Of course dictionaries credit the people first known to use words with the earliest usage of that word. What possible alternative could there be in the pre-recording age? Nobody annotated their writing by saying “I didn’t coin this word, I heard Foulsham ffolkes say it in the Ye Olde Oxford Pub on May 22, 1578.”
The real question is how to know who used the word first. You can start with the OED but it is no longer a serious scholarly tool, although unquestionally valauble.
First, the OED was a volunteer endeavor. While the editors did some reading and word-collecting of their own, they relied on a network of thousands of individuals who combed through texts and listed words (in the context of their sentences) to send in.
A random group of uncoordinated volunteers will show a large number of biases, conscious and unconscious. They will prefer to read well-known, popular, or personally interesting material over obscure, dull, and forgotten works. The OED editors encouraged this subtly by pitching their dictionary as a reference to the greatest writing in the English language. Shakespeare was obviously included to the last comma, but that doesn’t mean that every contemporary was also mined for the last syllable or even included at all. Except for words used by famous writers, words with no continued usage were deliberately ignored. Additionally, because of the emphasis on great literature, non-literary works were handled with less care and diligence. Scientific words were done particularly badly, but many other word classes are also scanted. Because almost none of them were lexicographers, the volunteers had no idea what to look for and what to exclude.
Availability was also a key factor. Printed works were preferred. This is part of looking at the literary heritage of the country but also a reality manifested by the physical difficulty of doing research in the 19th century into letters, diaries, privately-printed tomes, and other ephemera.

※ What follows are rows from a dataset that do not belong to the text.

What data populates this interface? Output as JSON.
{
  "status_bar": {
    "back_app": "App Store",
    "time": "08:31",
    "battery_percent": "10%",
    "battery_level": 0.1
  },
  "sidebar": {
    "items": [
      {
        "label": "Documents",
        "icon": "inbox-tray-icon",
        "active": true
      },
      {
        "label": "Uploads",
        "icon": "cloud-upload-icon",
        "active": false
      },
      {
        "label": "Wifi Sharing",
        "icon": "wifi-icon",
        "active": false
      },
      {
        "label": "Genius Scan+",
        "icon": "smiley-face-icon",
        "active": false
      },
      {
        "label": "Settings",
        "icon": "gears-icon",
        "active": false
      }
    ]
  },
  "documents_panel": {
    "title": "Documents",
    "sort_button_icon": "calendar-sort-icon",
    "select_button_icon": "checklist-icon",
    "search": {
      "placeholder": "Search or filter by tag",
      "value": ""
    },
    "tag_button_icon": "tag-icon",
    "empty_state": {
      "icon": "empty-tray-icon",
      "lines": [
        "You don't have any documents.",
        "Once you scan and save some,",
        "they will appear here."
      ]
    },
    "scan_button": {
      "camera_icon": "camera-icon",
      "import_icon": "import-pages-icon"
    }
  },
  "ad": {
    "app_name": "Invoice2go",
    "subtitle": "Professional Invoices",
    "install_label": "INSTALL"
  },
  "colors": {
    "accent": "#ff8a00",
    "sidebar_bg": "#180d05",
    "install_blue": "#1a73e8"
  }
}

It gets worse. The dictionary was printed in multiple volumes in alphabetical order over 40 years. Once a volume was printed it was fixed. The cost and physical difficulty of setting up and printing such unique pages were prohibitive. They learned from their mistakes and the later volumes show many differences from the first, but vol. 1 is from 1888.
The dictionary was constantly underfunded and yet a huge money sink for the Oxford University Press, which was never prosperous and always had many other scholarly projects to fund. The staff lived in genteel poverty and worked in conditions a Dickensian clerk would recognize. Any corrections that came in to a finished volume would be literally pigeonholed. Forgotten material was still being found decades later.
The OED that people are familiar with, and that includes the compact OED with the magnifying glass that far more people in the U.S. have because it was a cheap lure to get people to join book clubs (that’s where mine came from) is still the first edition. There is a second edition, finally published in 1989. That did not start out computerized, and it faced the usual budgetary constraints. The editors had to decide whether to correct the literally hundreds of thousands of mistakes of all sorts in the text or add the tens of thousands of words missed or added to the vocabulary since the first edition was fixed. In the end they did some of both and pleased almost nobody.
The third edition is entirely computerized and will attempt to correct everything and add everything and stay roughly current. It will be out sometime after I die.
Shakespeare was prodigiously prolific and did have a vocabulary that was amazingly large. He did write in a time of ferment. Many of the words he is credited with coining, though, are variants in meaning or part of speech on already existing words rather than truly new words. And modern scholarship keeps finding older uses of many of these supposed coinages. Even the OP’s link cites only 1700 instead of 2000 and that’s probably down to 1500 today. It will be lower in the future.
Did Shakespeare invent many words? Undoubtedly. Anybody at the time interested in word play to begin with and needing to bend and shape words to meter, internal ryhme, assonance, alliteration, and all the other tricks of declaimed speech to fill out a play would naturally add as many words as possible. Everyone in the era did so to some extent. Shakespeare’s popularity made many of these coinages familiar through repetition and imitation. But the willingness to be free and open with words is what makes him popular in the first place. Coinages are a secondary effect of his overall ability, which is to write words that people keep wanting to hear.
Is that anything that anybody says about de Vere?